For some reason, PolitiFact concluded Trump was saying 15 percent natural immunity could confer herd immunity. But Trump was obviously saying that immunity acquired via means other than the new vaccines would contribute toward herd immunity. PolitiFact gave the impression that claim was false, basically by suggesting natural immunity doesn't count as a vaccine:

Is 15% natural immunity among the American population anywhere close to a "powerful vaccine," as Trump alleges? 

No, said the experts. And there’s nothing "terrific" about that level of infection within the community.

We doubt the experts were primarily at fault for misinterpreting Trump's statement, by the way.
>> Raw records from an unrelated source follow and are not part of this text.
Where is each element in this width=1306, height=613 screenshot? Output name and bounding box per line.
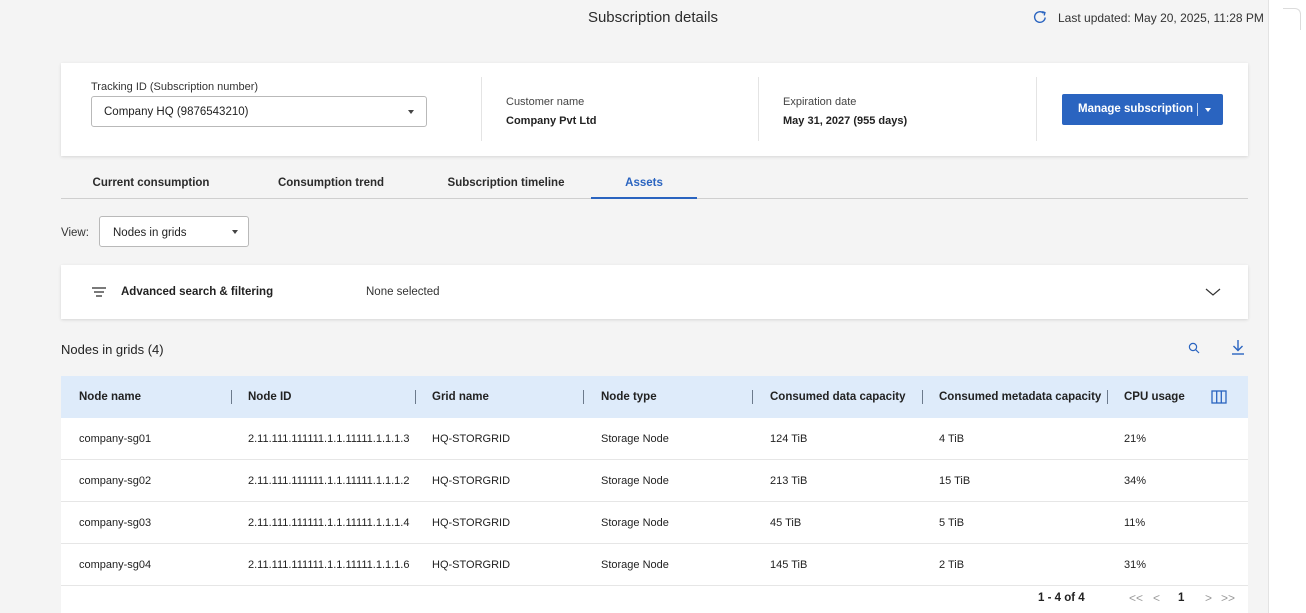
cell-data-capacity: 45 TiB bbox=[770, 517, 802, 529]
customer-name-label: Customer name bbox=[506, 96, 585, 108]
cell-node-type: Storage Node bbox=[601, 517, 669, 529]
cell-node-id: 2.11.111.111111.1.1.11111.1.1.1.3 bbox=[248, 433, 410, 445]
subscription-summary-card: Tracking ID (Subscription number) Compan… bbox=[61, 63, 1248, 156]
filter-lines-icon bbox=[92, 287, 106, 297]
table-header-row: Node name Node ID Grid name Node type Co… bbox=[61, 376, 1248, 418]
cell-node-type: Storage Node bbox=[601, 433, 669, 445]
cell-node-name: company-sg03 bbox=[79, 517, 152, 529]
pagination: 1 - 4 of 4 << < 1 > >> bbox=[61, 586, 1248, 613]
table-title: Nodes in grids (4) bbox=[61, 342, 164, 357]
column-separator[interactable] bbox=[231, 390, 232, 404]
last-updated-text: Last updated: May 20, 2025, 11:28 PM bbox=[1058, 11, 1264, 25]
cell-metadata-capacity: 5 TiB bbox=[939, 517, 965, 529]
cell-data-capacity: 124 TiB bbox=[770, 433, 808, 445]
column-separator[interactable] bbox=[752, 390, 753, 404]
tab-consumption-trend[interactable]: Consumption trend bbox=[241, 167, 421, 199]
column-separator[interactable] bbox=[583, 390, 584, 404]
cell-metadata-capacity: 15 TiB bbox=[939, 475, 971, 487]
download-icon[interactable] bbox=[1231, 339, 1245, 355]
column-header-consumed-data-capacity[interactable]: Consumed data capacity bbox=[770, 391, 905, 403]
expiration-date-label: Expiration date bbox=[783, 96, 857, 108]
tab-assets[interactable]: Assets bbox=[591, 167, 697, 199]
cell-node-name: company-sg01 bbox=[79, 433, 152, 445]
divider bbox=[1036, 77, 1037, 141]
table-row[interactable]: company-sg04 2.11.111.111111.1.1.11111.1… bbox=[61, 544, 1248, 586]
expiration-date-value: May 31, 2027 (955 days) bbox=[783, 115, 908, 127]
cell-node-name: company-sg02 bbox=[79, 475, 152, 487]
manage-subscription-label: Manage subscription bbox=[1078, 103, 1194, 115]
cell-metadata-capacity: 4 TiB bbox=[939, 433, 965, 445]
first-page-button[interactable]: << bbox=[1129, 591, 1143, 605]
cell-cpu-usage: 11% bbox=[1124, 517, 1146, 529]
view-select[interactable]: Nodes in grids bbox=[99, 216, 249, 247]
divider bbox=[481, 77, 482, 141]
tab-bar: Current consumption Consumption trend Su… bbox=[61, 167, 1248, 199]
cell-data-capacity: 145 TiB bbox=[770, 559, 808, 571]
nodes-table: Node name Node ID Grid name Node type Co… bbox=[61, 376, 1248, 613]
column-header-consumed-metadata-capacity[interactable]: Consumed metadata capacity bbox=[939, 391, 1101, 403]
chevron-down-icon bbox=[232, 230, 238, 234]
right-gutter bbox=[1268, 0, 1306, 613]
view-value: Nodes in grids bbox=[113, 227, 187, 239]
next-page-button[interactable]: > bbox=[1205, 591, 1212, 605]
filter-label: Advanced search & filtering bbox=[121, 286, 274, 298]
chevron-down-icon[interactable] bbox=[1205, 108, 1211, 112]
last-page-button[interactable]: >> bbox=[1221, 591, 1235, 605]
column-header-node-name[interactable]: Node name bbox=[79, 391, 141, 403]
cell-node-type: Storage Node bbox=[601, 559, 669, 571]
tracking-id-value: Company HQ (9876543210) bbox=[104, 106, 249, 118]
cell-grid-name: HQ-STORGRID bbox=[432, 475, 511, 487]
search-icon[interactable] bbox=[1188, 342, 1200, 354]
cell-node-type: Storage Node bbox=[601, 475, 669, 487]
button-separator bbox=[1197, 103, 1198, 116]
tracking-id-select[interactable]: Company HQ (9876543210) bbox=[91, 96, 427, 127]
cell-grid-name: HQ-STORGRID bbox=[432, 559, 511, 571]
prev-page-button[interactable]: < bbox=[1153, 591, 1160, 605]
column-header-cpu-usage[interactable]: CPU usage bbox=[1124, 391, 1185, 403]
column-header-node-id[interactable]: Node ID bbox=[248, 391, 291, 403]
chevron-down-icon bbox=[408, 110, 414, 114]
columns-icon[interactable] bbox=[1211, 390, 1227, 404]
cell-grid-name: HQ-STORGRID bbox=[432, 517, 511, 529]
chevron-down-icon[interactable] bbox=[1205, 287, 1221, 297]
cell-metadata-capacity: 2 TiB bbox=[939, 559, 965, 571]
cell-node-id: 2.11.111.111111.1.1.11111.1.1.1.6 bbox=[248, 559, 410, 571]
refresh-icon[interactable] bbox=[1031, 8, 1049, 26]
column-separator[interactable] bbox=[922, 390, 923, 404]
column-separator[interactable] bbox=[1107, 390, 1108, 404]
table-row[interactable]: company-sg01 2.11.111.111111.1.1.11111.1… bbox=[61, 418, 1248, 460]
page: Subscription details Last updated: May 2… bbox=[0, 0, 1268, 613]
view-label: View: bbox=[61, 227, 89, 239]
filter-selection: None selected bbox=[366, 286, 440, 298]
pagination-range: 1 - 4 of 4 bbox=[1038, 592, 1085, 604]
manage-subscription-button[interactable]: Manage subscription bbox=[1062, 94, 1223, 125]
cell-cpu-usage: 31% bbox=[1124, 559, 1147, 571]
cell-node-id: 2.11.111.111111.1.1.11111.1.1.1.2 bbox=[248, 475, 410, 487]
cell-cpu-usage: 34% bbox=[1124, 475, 1147, 487]
gutter-corner bbox=[1283, 8, 1301, 30]
page-number[interactable]: 1 bbox=[1178, 592, 1184, 604]
cell-node-id: 2.11.111.111111.1.1.11111.1.1.1.4 bbox=[248, 517, 410, 529]
column-header-node-type[interactable]: Node type bbox=[601, 391, 657, 403]
cell-grid-name: HQ-STORGRID bbox=[432, 433, 511, 445]
column-header-grid-name[interactable]: Grid name bbox=[432, 391, 489, 403]
tab-subscription-timeline[interactable]: Subscription timeline bbox=[421, 167, 591, 199]
table-row[interactable]: company-sg02 2.11.111.111111.1.1.11111.1… bbox=[61, 460, 1248, 502]
advanced-filter-panel[interactable]: Advanced search & filtering None selecte… bbox=[61, 265, 1248, 319]
table-row[interactable]: company-sg03 2.11.111.111111.1.1.11111.1… bbox=[61, 502, 1248, 544]
column-separator[interactable] bbox=[415, 390, 416, 404]
divider bbox=[758, 77, 759, 141]
cell-data-capacity: 213 TiB bbox=[770, 475, 808, 487]
cell-cpu-usage: 21% bbox=[1124, 433, 1147, 445]
tab-current-consumption[interactable]: Current consumption bbox=[61, 167, 241, 199]
page-header: Subscription details Last updated: May 2… bbox=[0, 0, 1268, 36]
customer-name-value: Company Pvt Ltd bbox=[506, 115, 597, 127]
tracking-id-label: Tracking ID (Subscription number) bbox=[91, 81, 259, 93]
cell-node-name: company-sg04 bbox=[79, 559, 152, 571]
PolitiFact likely insinuated its misleading narrative in the questions it posed to its chosen list of experts.

PolitiFact's July 2021 fact check reversed on viewing naturally acquired immunity as a vaccine.

The smallpox vaccine didn’t exist when Washington was commander in chief of the Continental Army, but the point remains: he ordered the inoculation of troops against smallpox by the means that was then available, variolation.

So, even though vaccines were not invented until after the Revolutionary War, PolitiFact found it "Mostly True" that Washington mandated vaccinations for the Continental Army.

Variolation, by the way, simply meant intentionally infecting people with smallpox. It was the same virus, but tended to cause less severe illness

It's just another reminder that PolitiFact "fact checks" largely count as subjective exercises.


Note: We also wrote about the fact check of Trump back in January 2021.

Note 2: We doubt scientists have a solid idea why variolation was effective.